Abd Malek, R. - Presenter, Universiti Teknologi Malaysia
Mohamud, M. A., nstitute of Bioproduct Development, Universiti Teknologi Malaysia, Johor Bahru
Ramli, S., Universiti Teknologi Malaysia
EL Enshasy, H., Genetic Engineering and Biotechnology Institute
Sukmawati, D., Department of Biology, Faculty of Mathematics and Natural Sciences, Universitas Negeri Jakarta, Kampus B, Pemuda Street No. 10
Hanapi, S. Z., IInstitute of Bioproduct Development, Universiti Teknologi Malaysia, Johor Bahru
An antibiotic is defined as an organic compound produced by a microorganism which is inhibitory or repressor to the growth and metabolism of other microorganisms in small concentrations.

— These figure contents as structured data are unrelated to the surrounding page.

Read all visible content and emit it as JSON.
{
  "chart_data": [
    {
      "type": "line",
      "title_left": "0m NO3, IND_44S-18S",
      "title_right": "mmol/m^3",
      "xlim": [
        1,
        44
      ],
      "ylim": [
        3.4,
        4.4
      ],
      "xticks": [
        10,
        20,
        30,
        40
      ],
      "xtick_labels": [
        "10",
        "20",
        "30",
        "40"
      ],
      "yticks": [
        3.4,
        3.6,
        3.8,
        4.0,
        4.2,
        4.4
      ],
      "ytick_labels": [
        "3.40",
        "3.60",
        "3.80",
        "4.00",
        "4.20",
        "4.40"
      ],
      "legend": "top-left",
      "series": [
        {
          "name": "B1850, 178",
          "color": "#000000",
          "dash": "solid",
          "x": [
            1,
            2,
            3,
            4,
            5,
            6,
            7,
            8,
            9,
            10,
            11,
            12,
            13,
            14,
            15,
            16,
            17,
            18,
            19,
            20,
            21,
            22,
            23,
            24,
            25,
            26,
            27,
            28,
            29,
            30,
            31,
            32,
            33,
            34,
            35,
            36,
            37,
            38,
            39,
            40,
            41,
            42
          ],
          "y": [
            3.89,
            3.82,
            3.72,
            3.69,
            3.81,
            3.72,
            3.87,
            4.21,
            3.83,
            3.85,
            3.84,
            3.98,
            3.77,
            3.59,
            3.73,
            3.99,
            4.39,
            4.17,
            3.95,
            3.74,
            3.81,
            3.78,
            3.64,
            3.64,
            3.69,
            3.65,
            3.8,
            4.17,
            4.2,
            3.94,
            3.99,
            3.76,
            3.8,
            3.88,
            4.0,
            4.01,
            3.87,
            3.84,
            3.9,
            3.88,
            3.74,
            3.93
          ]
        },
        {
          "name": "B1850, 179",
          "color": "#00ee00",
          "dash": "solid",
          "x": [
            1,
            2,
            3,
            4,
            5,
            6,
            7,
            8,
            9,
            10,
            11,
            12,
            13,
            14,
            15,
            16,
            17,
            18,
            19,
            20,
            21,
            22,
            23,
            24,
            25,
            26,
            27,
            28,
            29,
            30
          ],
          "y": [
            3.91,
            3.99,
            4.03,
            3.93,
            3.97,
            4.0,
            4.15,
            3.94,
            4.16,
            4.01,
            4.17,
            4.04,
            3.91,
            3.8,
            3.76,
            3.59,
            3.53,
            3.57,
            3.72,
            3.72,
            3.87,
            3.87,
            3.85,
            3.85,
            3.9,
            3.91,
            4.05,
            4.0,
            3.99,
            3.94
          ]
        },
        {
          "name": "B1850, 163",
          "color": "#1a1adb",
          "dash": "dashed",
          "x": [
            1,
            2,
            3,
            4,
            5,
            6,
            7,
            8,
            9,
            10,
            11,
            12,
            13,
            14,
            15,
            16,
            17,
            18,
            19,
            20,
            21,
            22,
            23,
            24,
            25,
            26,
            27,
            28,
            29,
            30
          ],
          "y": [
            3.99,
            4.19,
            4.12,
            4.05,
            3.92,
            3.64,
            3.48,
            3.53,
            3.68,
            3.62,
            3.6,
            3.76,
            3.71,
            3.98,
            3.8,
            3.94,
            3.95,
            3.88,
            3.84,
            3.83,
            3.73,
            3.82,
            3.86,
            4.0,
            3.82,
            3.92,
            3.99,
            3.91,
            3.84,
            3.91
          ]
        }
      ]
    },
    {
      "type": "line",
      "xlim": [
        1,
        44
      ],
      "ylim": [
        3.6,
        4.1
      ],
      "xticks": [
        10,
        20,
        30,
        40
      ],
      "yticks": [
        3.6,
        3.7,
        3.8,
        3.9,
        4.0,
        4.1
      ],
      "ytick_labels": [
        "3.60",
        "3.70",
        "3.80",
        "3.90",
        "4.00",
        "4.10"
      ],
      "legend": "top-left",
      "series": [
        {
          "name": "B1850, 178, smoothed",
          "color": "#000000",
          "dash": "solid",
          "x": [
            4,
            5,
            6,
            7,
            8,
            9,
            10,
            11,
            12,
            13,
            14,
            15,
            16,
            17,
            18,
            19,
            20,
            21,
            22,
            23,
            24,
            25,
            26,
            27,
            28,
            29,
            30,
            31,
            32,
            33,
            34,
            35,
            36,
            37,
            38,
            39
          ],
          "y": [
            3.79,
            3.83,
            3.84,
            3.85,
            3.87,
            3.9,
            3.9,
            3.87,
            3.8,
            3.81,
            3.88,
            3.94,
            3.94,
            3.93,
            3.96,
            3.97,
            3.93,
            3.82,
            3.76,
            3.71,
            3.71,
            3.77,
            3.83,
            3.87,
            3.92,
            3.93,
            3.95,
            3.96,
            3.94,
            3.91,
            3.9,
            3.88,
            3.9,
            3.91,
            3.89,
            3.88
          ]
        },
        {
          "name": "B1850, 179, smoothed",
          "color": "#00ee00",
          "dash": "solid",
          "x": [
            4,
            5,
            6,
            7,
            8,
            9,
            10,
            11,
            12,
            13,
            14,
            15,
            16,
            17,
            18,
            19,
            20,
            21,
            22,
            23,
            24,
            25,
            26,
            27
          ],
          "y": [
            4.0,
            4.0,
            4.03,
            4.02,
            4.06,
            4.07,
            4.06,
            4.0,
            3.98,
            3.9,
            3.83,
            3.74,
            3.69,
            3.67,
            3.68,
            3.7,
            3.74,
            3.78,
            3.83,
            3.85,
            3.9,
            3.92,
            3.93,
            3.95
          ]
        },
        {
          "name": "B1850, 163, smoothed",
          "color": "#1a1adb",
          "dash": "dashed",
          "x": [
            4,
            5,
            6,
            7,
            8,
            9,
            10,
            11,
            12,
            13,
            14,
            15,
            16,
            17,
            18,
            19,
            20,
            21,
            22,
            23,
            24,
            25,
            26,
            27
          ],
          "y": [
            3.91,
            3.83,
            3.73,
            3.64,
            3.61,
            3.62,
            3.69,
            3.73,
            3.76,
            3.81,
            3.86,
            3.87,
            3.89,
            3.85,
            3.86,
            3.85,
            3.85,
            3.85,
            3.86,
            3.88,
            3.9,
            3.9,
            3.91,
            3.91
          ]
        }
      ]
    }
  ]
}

Since Sir Alexander Fleming discovered Penicillin as the first antibiotic in 1928, several other antibiotics were also described, only few have been approved for pharmaceutical application because the mode of action against foreign microorganisms by other antibiotics could be harmful to human beings. Recently erythromycin marked as one of the leading and successful product in antibiotic market over the other antibiotics. Application of bioprocessing technology has leads to production of erythromycin at high quality and it is cheap in price. Erythromycin is made from Saccharopolyspora erythraea (formerly known Streptomyces erythraeaus). In this research; a previously optimized medium was used for cultivation of S. erythraea. The medium components were screened using conventional method and further optimized by statistical method known as Response Surface Methodology (RSM), previously. The maximal erythromycin concentration and cell dry weight obtained in shake flasks after medium optimized were 412.5 mg L-1 and 4.9 g L-1, respectively. It was found that medium optimization lead to the increase of erythromycin and cell dry weight by 30.43% and 17.3%, respectively. The optimized medium was composed of (g L-1): glucose, 45; yeast extract, 8; sodium nitrate, 4; dipotasium hydrogen phosphate, 2.5; sodium chloride, 1.0; and magnesium sulphate 0.5. The suitability of this medium for antibiotic production was further studied in 16-L bioreactor using controlled and un-controlled pH conditions. For controlled pH bioreactor, the maximal erythromycin, and cell dry weight obtained were 567.5 mg L-1 and 5.65 g L-1,respectively. It was observed that the maximum erythromycin production in controlled pH bioreactor was higher than that cultivated in bioreactor under un-controlled pH condition by 12.9%. This value was also about 15.8% higher than those results obtained in shake flasks. On the other hand, cell dry weight was about 17.7 % higher when compared to cell produced in un-controlled bioreactor.